Get Smarter With Your Mortgage

Reduce the risk to the lender
Reducing the risk to the lender often comes from your own pockets. If you don't put a high enough down payment into consideration at purchase you will become a risk to the lender. When you become a risk to the lender, Private Mortgage Insurance (PMI) is a requirements to carry the loan. This is only true when your loan is not federally back. VA and FHA mortgages are backed by the federal government and require different offsets through the entirety of the loan. While they are not the same, directly they both approach the main concern of becoming a risk to the lender. If you are going to pay a fee for carrying private mortgage insurance, knowledge is key. There are other offsets that reduce the amount of private mortgage insurance (PMI) you will pay monthly. Pay less by knowing more about the risks.

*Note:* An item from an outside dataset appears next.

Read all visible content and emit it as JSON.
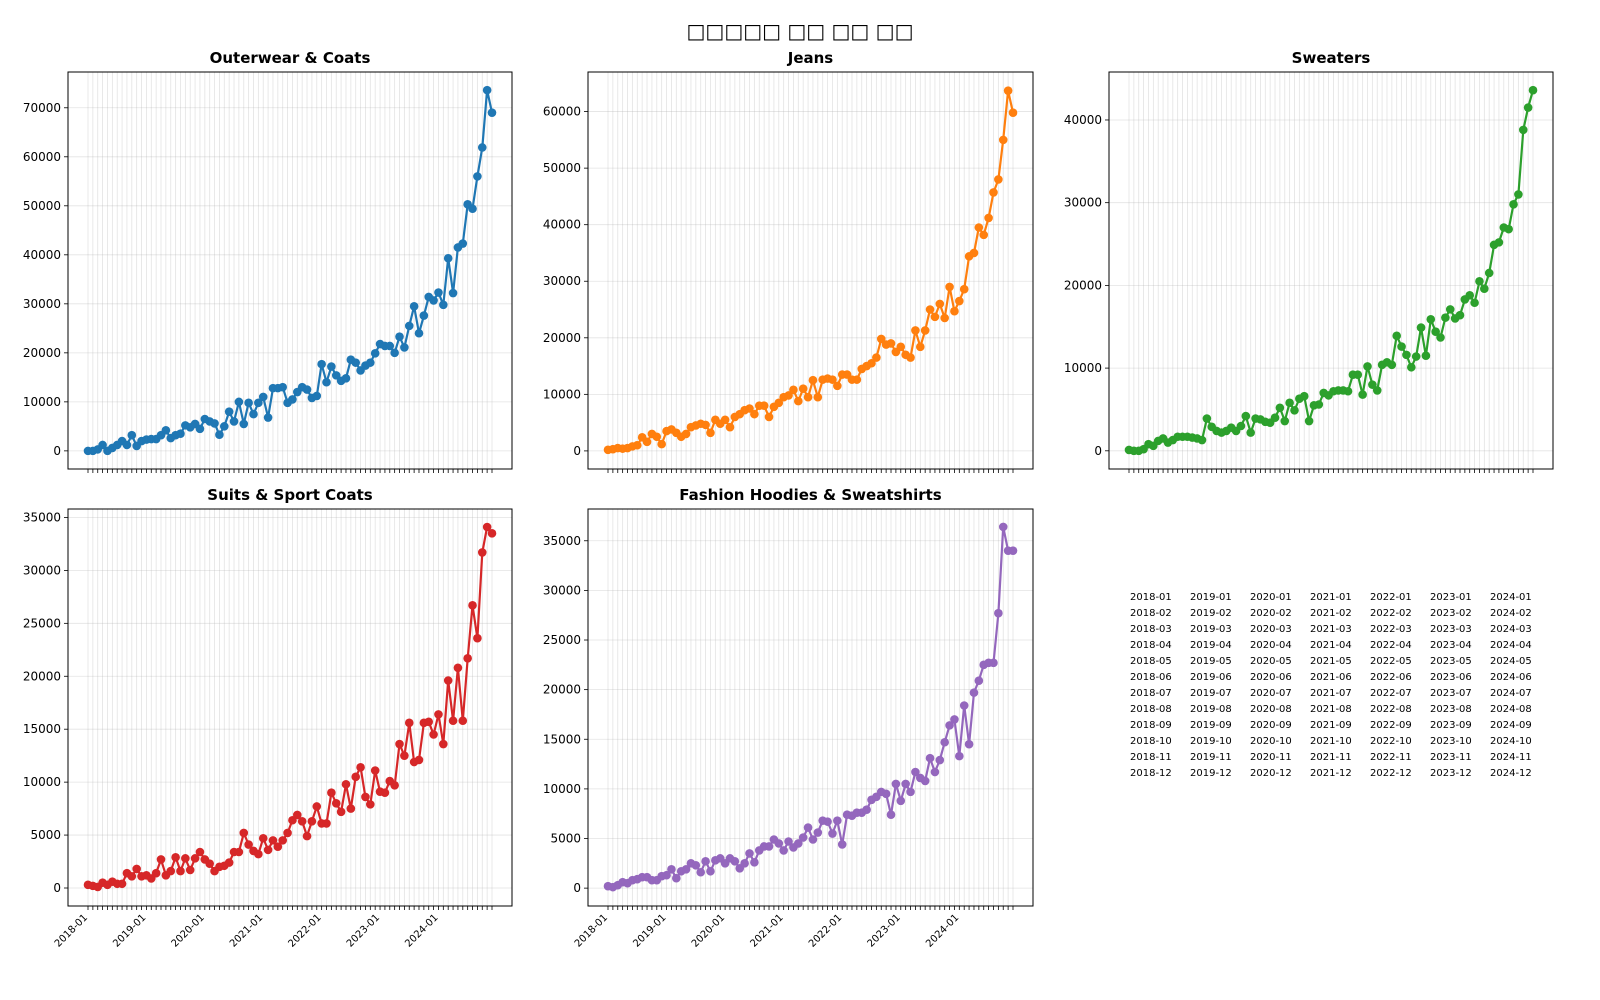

1. ARM's require higher PMI than Fixed rate
2. Investment properties require higher PMI than residence
3. Lower down payment requires higher PMI than larger down payment
4. Lower the credit score the higher the PMI
Often times we get our home and feel content for years and do not consider re-evaluating our home mortgage. Are homes selling for more today? If you think the value of your home has appreciated, than you may need no more money down and a simple refinance to get you to the 80/20, which will eliminate you PMI. Often, your rate can get considerable lower if the rates reflect a low rate with the home buying market. Even if you cannot get a lower rate, the cost of private mortgage insurance has been eliminated monthly, supporting a gain in finances.